As is turned out, the trans-Atlantic solidarity prevailed and the Russian candidate looks set to lose. It will still be interesting to see what level of support Russia gets in the straw vote that precedes a “consensus” approval of the IMF head, and how Third World leaders such as India and China vote. Both countries have been non-committal, even as the EU candidate claimed after consultations in Delhi and Beijing that he was assured of their support.

But all the same, Russia will score an important strategic victory. It has called the West’s bluff, challenging Europe and the U.S. to act on their promises to choose the IMF head on merit, rather than on the basis of a backstage deal. Russia has acted as a responsible member of the international community, genuinely concerned that the IMF should regain its strength and authority.

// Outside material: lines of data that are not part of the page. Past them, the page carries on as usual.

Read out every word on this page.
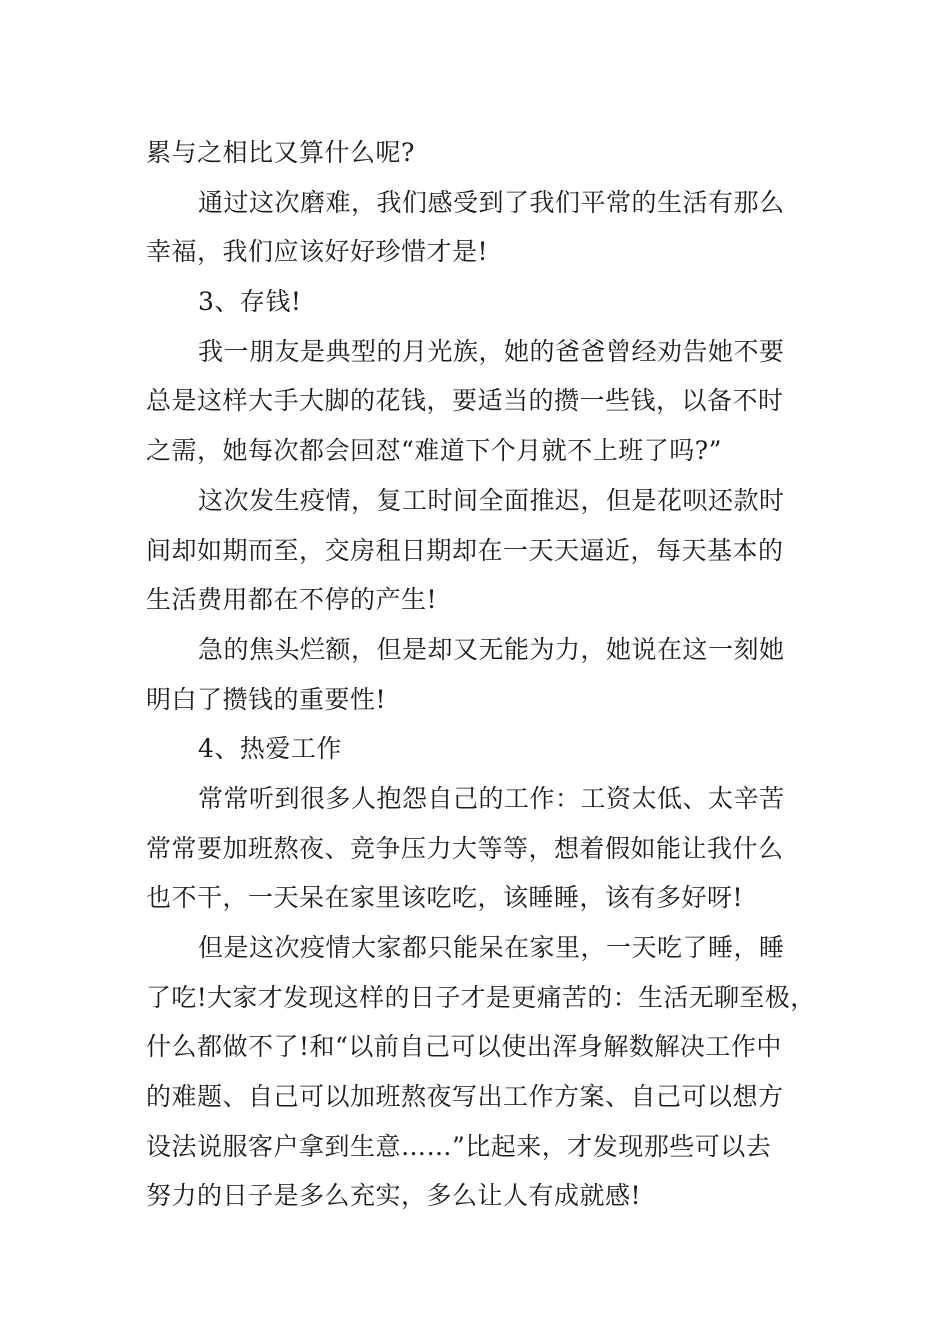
累与之相比又算什么呢?
通过这次磨难，我们感受到了我们平常的生活有那么
幸福，我们应该好好珍惜才是!
3、存钱!
我一朋友是典型的月光族，她的爸爸曾经劝告她不要
总是这样大手大脚的花钱，要适当的攒一些钱，以备不时
之需，她每次都会回怼“难道下个月就不上班了吗?”
这次发生疫情，复工时间全面推迟，但是花呗还款时
间却如期而至，交房租日期却在一天天逼近，每天基本的
生活费用都在不停的产生!
急的焦头烂额，但是却又无能为力，她说在这一刻她
明白了攒钱的重要性!
4、热爱工作
常常听到很多人抱怨自己的工作：工资太低、太辛苦
常常要加班熬夜、竞争压力大等等，想着假如能让我什么
也不干，一天呆在家里该吃吃，该睡睡，该有多好呀!
但是这次疫情大家都只能呆在家里，一天吃了睡，睡
了吃!大家才发现这样的日子才是更痛苦的：生活无聊至极，
什么都做不了!和“以前自己可以使出浑身解数解决工作中
的难题、自己可以加班熬夜写出工作方案、自己可以想方
设法说服客户拿到生意……”比起来，才发现那些可以去
努力的日子是多么充实，多么让人有成就感!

Even though Russia failed to sway the EU on the IMF candidacy, it has wrested from it a pledge to consider nominating non-EU nationals to the post in the future.

“Within the Eurogroup and among the EU’s Finance Ministers, everybody agrees that Strauss-Kahn will probably be the last European to lead the IMF in the foreseeable future,” said Jean-Claude Juncker, Luxembourg Prime Minister and Chairman of the Eurogroup Finance Ministers.

Washington also endorsed in principle Moscow’s idea of competitive elections for the IMF head.

A warning

Russia’s nomination of Mr. Tosovsky has served a warning to the West that unless the international financial institutions are reformed to reflect the historic shift in the balance of global power they may face eclipse. Russian President Vladimir Putin has already called for a “new architecture of international economic relations” to guarantee sustained development.

Addressing an economic forum in St. Petersburg in June, Mr. Putin sharply criticised the World Trade Organisation (WTO) and other traditional economic institutions for being “archaic, undemocratic and inflexible,” and dominated by a small group of developed countries which indulge in protectionism. He said it was time to think of establishing “regional Eurasian free trade institutions,” as well as “several reserve world currencies and several financial centres.”

Russia is thus asserting itself as a genuine leader and champion of multipolarity and democratic reforms in international affairs.